School staff members offended by government circular asking them to avoid wearing indecent clothes

A recent circular issued by the school education department, which urges teachers to be dressed in a “decent manner”, has evoked strong responses from teachers, who are offended by what they see as the officiousness of the message.

The circular dated June 29, in essence, tells teachers: Please avoid wearing indecent clothes; it is important that you are attired in and accessories that go with the dignity of the teaching profession and uphold our culture, tradition and ethos. You have to set an example to students.
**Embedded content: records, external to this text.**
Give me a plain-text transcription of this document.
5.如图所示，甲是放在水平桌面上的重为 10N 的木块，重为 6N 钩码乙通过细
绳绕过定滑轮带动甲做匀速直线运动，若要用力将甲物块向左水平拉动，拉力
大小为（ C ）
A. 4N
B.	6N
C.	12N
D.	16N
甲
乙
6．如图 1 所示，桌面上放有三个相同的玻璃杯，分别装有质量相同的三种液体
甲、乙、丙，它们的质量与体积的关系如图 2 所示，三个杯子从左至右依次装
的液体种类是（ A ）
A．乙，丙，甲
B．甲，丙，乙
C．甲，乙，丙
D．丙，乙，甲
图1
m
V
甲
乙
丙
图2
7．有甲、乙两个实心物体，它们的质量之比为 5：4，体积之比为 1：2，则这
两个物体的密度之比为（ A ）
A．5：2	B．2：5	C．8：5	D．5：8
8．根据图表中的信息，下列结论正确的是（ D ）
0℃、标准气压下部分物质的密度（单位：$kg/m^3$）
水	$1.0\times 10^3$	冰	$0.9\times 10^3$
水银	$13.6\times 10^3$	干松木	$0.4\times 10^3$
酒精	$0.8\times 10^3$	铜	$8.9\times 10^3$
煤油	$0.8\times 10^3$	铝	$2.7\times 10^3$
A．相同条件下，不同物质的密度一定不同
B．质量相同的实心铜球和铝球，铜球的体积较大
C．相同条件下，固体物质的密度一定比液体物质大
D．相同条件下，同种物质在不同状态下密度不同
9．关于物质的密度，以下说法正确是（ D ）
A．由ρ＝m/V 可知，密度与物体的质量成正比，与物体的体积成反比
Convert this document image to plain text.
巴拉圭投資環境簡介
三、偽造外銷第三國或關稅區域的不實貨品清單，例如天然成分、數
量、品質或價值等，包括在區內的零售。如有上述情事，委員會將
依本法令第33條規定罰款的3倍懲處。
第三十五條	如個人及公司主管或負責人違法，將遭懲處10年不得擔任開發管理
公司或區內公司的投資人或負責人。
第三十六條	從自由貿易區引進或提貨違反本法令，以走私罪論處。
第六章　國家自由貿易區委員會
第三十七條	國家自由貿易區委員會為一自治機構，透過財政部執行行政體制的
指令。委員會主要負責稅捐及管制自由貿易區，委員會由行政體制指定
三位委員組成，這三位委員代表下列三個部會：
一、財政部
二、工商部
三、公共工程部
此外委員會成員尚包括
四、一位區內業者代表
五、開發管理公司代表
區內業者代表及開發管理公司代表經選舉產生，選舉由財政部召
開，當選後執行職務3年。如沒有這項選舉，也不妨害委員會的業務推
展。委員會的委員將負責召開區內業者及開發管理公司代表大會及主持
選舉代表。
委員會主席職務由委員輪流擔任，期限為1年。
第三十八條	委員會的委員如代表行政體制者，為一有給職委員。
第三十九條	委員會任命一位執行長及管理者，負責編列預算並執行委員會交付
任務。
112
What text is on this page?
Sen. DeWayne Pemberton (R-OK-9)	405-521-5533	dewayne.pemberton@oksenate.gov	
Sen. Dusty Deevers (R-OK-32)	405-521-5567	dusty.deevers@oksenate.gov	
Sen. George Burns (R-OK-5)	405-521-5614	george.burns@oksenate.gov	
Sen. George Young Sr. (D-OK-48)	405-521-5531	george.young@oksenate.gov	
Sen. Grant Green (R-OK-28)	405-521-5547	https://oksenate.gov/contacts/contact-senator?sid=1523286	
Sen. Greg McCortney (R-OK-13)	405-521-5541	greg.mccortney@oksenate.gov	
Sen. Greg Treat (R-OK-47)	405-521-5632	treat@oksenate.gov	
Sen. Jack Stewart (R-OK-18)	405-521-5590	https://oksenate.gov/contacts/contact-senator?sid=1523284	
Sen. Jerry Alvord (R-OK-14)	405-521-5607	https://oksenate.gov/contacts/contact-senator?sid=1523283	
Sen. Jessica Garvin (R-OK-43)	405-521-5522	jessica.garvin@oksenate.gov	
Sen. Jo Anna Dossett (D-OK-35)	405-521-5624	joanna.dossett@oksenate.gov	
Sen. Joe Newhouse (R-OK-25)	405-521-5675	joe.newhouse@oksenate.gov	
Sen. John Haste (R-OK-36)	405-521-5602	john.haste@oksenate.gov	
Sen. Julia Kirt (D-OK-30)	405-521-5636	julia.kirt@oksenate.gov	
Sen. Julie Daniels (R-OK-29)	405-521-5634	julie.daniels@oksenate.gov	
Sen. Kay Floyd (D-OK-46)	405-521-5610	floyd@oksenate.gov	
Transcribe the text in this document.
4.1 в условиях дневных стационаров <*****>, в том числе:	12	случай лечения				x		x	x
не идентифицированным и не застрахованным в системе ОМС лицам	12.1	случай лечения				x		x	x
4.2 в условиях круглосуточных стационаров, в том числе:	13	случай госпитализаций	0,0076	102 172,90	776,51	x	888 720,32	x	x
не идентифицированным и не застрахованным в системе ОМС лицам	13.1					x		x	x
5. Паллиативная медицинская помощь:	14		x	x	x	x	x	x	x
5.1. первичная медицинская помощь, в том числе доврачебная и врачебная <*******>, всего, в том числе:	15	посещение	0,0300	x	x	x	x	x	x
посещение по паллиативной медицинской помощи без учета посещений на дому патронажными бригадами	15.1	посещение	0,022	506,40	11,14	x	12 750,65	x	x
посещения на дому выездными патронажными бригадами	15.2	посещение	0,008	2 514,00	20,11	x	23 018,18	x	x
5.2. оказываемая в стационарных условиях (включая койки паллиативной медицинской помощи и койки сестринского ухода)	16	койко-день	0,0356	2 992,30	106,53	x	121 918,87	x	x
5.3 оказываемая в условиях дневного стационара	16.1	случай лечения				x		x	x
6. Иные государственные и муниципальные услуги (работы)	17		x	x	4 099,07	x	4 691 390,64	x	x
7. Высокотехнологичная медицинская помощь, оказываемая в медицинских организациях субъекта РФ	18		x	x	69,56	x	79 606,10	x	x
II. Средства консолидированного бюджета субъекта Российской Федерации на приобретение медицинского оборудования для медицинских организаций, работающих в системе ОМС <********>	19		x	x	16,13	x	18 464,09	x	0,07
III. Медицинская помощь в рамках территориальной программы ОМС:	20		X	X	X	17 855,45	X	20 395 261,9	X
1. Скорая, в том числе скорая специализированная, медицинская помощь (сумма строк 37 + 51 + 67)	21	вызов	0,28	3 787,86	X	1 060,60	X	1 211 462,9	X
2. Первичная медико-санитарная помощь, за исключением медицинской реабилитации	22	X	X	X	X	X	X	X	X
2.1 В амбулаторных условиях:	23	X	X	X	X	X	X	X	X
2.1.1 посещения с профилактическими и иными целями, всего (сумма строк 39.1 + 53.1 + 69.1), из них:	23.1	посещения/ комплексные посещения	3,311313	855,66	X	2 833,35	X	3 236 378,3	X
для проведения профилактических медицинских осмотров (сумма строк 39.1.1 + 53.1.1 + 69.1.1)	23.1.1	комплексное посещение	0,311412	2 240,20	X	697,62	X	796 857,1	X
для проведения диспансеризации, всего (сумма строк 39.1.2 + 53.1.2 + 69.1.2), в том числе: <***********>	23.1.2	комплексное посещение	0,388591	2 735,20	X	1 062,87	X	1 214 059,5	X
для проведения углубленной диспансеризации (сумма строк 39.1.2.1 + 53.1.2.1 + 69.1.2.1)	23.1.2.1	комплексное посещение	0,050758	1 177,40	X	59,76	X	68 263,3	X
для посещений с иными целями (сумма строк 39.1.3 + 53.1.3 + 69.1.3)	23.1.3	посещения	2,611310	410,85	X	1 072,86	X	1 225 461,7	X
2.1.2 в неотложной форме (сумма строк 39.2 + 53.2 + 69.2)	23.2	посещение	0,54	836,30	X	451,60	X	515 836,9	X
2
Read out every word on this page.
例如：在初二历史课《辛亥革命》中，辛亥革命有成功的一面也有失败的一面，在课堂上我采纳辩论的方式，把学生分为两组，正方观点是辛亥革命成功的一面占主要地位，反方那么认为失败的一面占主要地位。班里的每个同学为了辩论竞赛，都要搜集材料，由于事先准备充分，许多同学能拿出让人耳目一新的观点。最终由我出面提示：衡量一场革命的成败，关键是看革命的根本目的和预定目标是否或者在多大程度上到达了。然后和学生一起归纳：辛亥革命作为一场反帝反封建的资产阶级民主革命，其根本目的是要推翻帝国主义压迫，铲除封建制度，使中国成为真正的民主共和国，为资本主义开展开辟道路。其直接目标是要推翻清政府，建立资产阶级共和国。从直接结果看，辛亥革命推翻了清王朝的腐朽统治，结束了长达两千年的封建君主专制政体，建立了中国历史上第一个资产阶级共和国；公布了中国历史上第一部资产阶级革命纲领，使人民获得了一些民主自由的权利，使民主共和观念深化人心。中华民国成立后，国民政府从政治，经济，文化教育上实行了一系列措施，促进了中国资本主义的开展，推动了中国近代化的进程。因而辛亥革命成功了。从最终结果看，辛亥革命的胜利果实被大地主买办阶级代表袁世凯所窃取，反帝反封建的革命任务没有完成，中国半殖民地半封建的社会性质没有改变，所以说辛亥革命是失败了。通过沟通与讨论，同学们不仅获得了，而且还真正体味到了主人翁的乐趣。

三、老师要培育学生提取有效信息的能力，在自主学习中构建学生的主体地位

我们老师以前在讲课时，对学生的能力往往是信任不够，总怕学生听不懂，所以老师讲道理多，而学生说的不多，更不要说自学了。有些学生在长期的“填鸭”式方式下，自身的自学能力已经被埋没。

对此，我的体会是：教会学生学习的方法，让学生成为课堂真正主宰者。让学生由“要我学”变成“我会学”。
“But, who decides what ‘decent’ is?” asked a teacher at a Panchayat Union School in a southern suburb of Chennai. Terming the note condescending, the teacher said in a tone that was unmistakably sarcastic: “As teachers we are aware of our role and the responsibility that goes with it. I wear a sari on most days. Now if the department find my style of wearing it objectionable, will they send someone to drape it around me?”

Another teacher felt there were a few teachers who could dress better. However, after the initial judgement, of her colleagues’ dress sense she spoke in support of her clan, saying: “Well, beyond a basic dress code, the way one dresses is personal. No one should dictate what teachers ought to wear. Teachers are quite conscious of these things.”

According to a senior official in the school education department, the decision to send out the circular was sparked by a photograph of a teacher in which he was wearing “cooling glass and a cap”.

The official said: “He was posing like a hero and we thought teachers should dress more responsibly. Otherwise it’s a circular we send out from time to time. It is a general request and not meant to put down teachers. Some people are simply reading too much into it and over-reacting,” he said.

A teacher at a Chennai Corporation-run high school said it was only in Tamil Nadu that the school education department insisted on formals – shirts and trousers for male teachers and saris for female teachers. “We visited a few schools in Delhi as part of a programme and found many male teachers dressed in T-shirt and jeans. Even the female teachers were in salwar-kameez,” he said.

This circular is applicable primarily to government and aided schools. However, barring a few private schools in the city that have gradually moved on to a broader dress code for teachers, many private institutions, too, insist that women teachers be dressed in saris.

S. Amudha Lakshmi, principal of Chettinad Vidyashram, said the school prescribes saris for its women teachers. “If, for medical reasons, some teachers want an exemption, we give one temporarily.” Chitra Prasad, correspondent and principal, NSN Matriculation School also feels sari tends to be a more appropriate outfit for women teachers, particularly in higher classes. “They tend to look mature in a sari and students take them more seriously. Sari is considered moredignified, particularly in south India.”

But, there are also those like Calibre Educational Foundation Trustee Madhuvanthi Arun who believe that it is not what one wears, but how one wears it. “It’s not about sari or salwar-kameez. Dignity is something that comes from within. And all our teachers know that – they are thinking individuals and professionals,” she said.

Jashoda Sundar of Sivaswami Kalalaya Senior Secondary School, said she strongly believes that any teacher who takes herself and her job seriously will dress appropriately. “Some people tend to equate saris with decency. It doesn’t work that way – there is nothing indecent about salwar-kameez or trousers. Teachers know these things,” she said.